US-enforced poverty in Cuba is baffling to contemplate, 65 years after its start
I have been thinking of the strange verb “immiserate,” plus its various forms like “immiseration,” meaning the act of impoverishing or making people miserable, as in, “The workers were immiserated.”
The word came more vividly to mind on a recent Thursday hike with friends, including Sarah Donohoe, a neighbor who like me is a newspaper columnist. She has published weekly in Estes Park, Colorado, for nearly 20 years. Sarah told me the way her Cuban relatives live.
“They own a house,” Sarah explained. “It’s small and crowded. There is one room they have fixed up nicer than the rest of the house, which they rent out — sometimes by the hour — to travelers and prostitutes. Two nights a month make more money for the family than a month’s salary as a lawyer at the university ($29).
“There’s not much to eat, so my brother ordered food to be delivered from Spain. As guests, we didn’t want to impose on our hungry hosts. We brought with us on our airline trip suitcases full of medicines, toiletries, towels and Jell-O. They are crazy about Jell-O.
“We saw no big stores. People open a window on the street and sell things through it, till they run out. Those at the back of the line may get nothing. Most of the Cuban people have nothing, just nothing. When we returned home, we left behind nearly everything in our suitcases, all our clothing items, clean underwear, handkerchiefs, soap and new toothbrushes, because they need it all so desperately.”
Sarah and others in our Shawnee Thursday group were walking that sunny morning in Stoll Park just south of Johnson County Community College in an America that — despite our bitterness and quarreling — blooms with prosperity, fine cars on the streets, nice houses for many, though little for many more. Yet even our poor people have a world more than Cubans.
Sarah’s brother years back married a Cuban woman. They now live in Spain, where her sister-in-law practices medicine. Sarah entered Cuba on a family visa and met her brother in the country, cursed since 1960 — cursed for 65 years — by an embargo forbidding Cuban trade and nearly everything else with American interests. Worldwide, it is the most enduring embargo in modern history — just one of many ugly U.S. penalties ladled out to Cubans.
In 1960 the U.S. Department of State issued a memo recognizing that Fidel Castro had majority support within Cuba for his administration and the spread of communism there. It stated that the “only foreseeable means of alienating internal (Cuban) support for that government is through disenchantment…based on economic dissatisfaction and hardship.”
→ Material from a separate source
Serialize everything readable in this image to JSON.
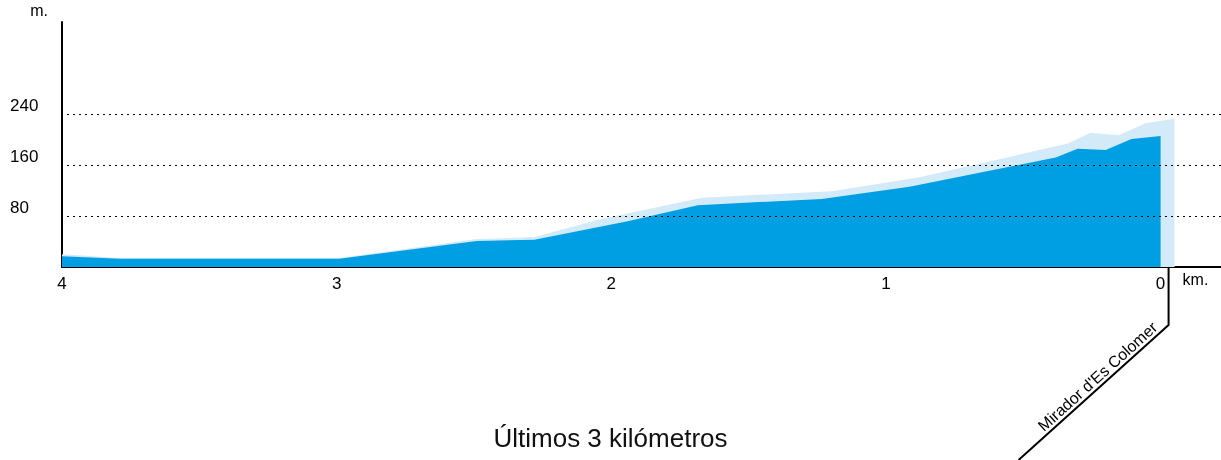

The American government thus ordered a policy that would be “adroit and inconspicuous as possible” while aiming to deny “money and supplies to Cuba, to decrease monetary and real wages, to bring about hunger, desperation and overthrow of government.”
In other words, to make the Cuban people miserable. It worked. They are destitute. But it did not overthrow their government. Think of it, all that deliberately imposed misery over 65 years, just wasted. Still being wasted today.
The policy didn’t even stop Cuba from allowing Russia to set up on their soil nuclear missiles aimed at America. It certainly didn’t stop America from supporting an armed attempted revolution against Cuba, which failed. During that brief period it might have been said immiseration was justified because we were “at war” with Cuba, as Russia is with Ukraine today.
For more than 60 years we have not been at war with Cuba. Yet for some reason we 347 million Americans still relentlessly punish those 11 million Cubans on a little island. So, immiserate them, goes the strange theory that this is the way to win. Except when it doesn’t. We just magnify the misery of the Cuban people decade after decade to no point.
Sarah said a blackout occurred while she was there, one of several, but this was the first. When the lights came back on a couple of hours later, a young family member held up his fist and (in jest) shouted “Viva Fidel!”
To explain why Sarah didn’t need a big meal at lunchtime, she told her host she usually just ate an apple or a peanut butter sandwich.
“We don’t have apples or peanut butter,” her host replied.
“But, boy,” Sarah enthused, “did they have avocados! Huge, gorgeous, delicious avocados, served cubed, salted, with olive oil and maybe some vinegar. Wonderful mangos!”
So in the midst of poverty imposed by the American embargo and the frequent stupidity of their own government, Cubans struggle to eke out a life. They dance. They stroll the beloved 5-mile walk along Havana harbor known as the Malecón. They enjoy the sea breeze. They do the best they can.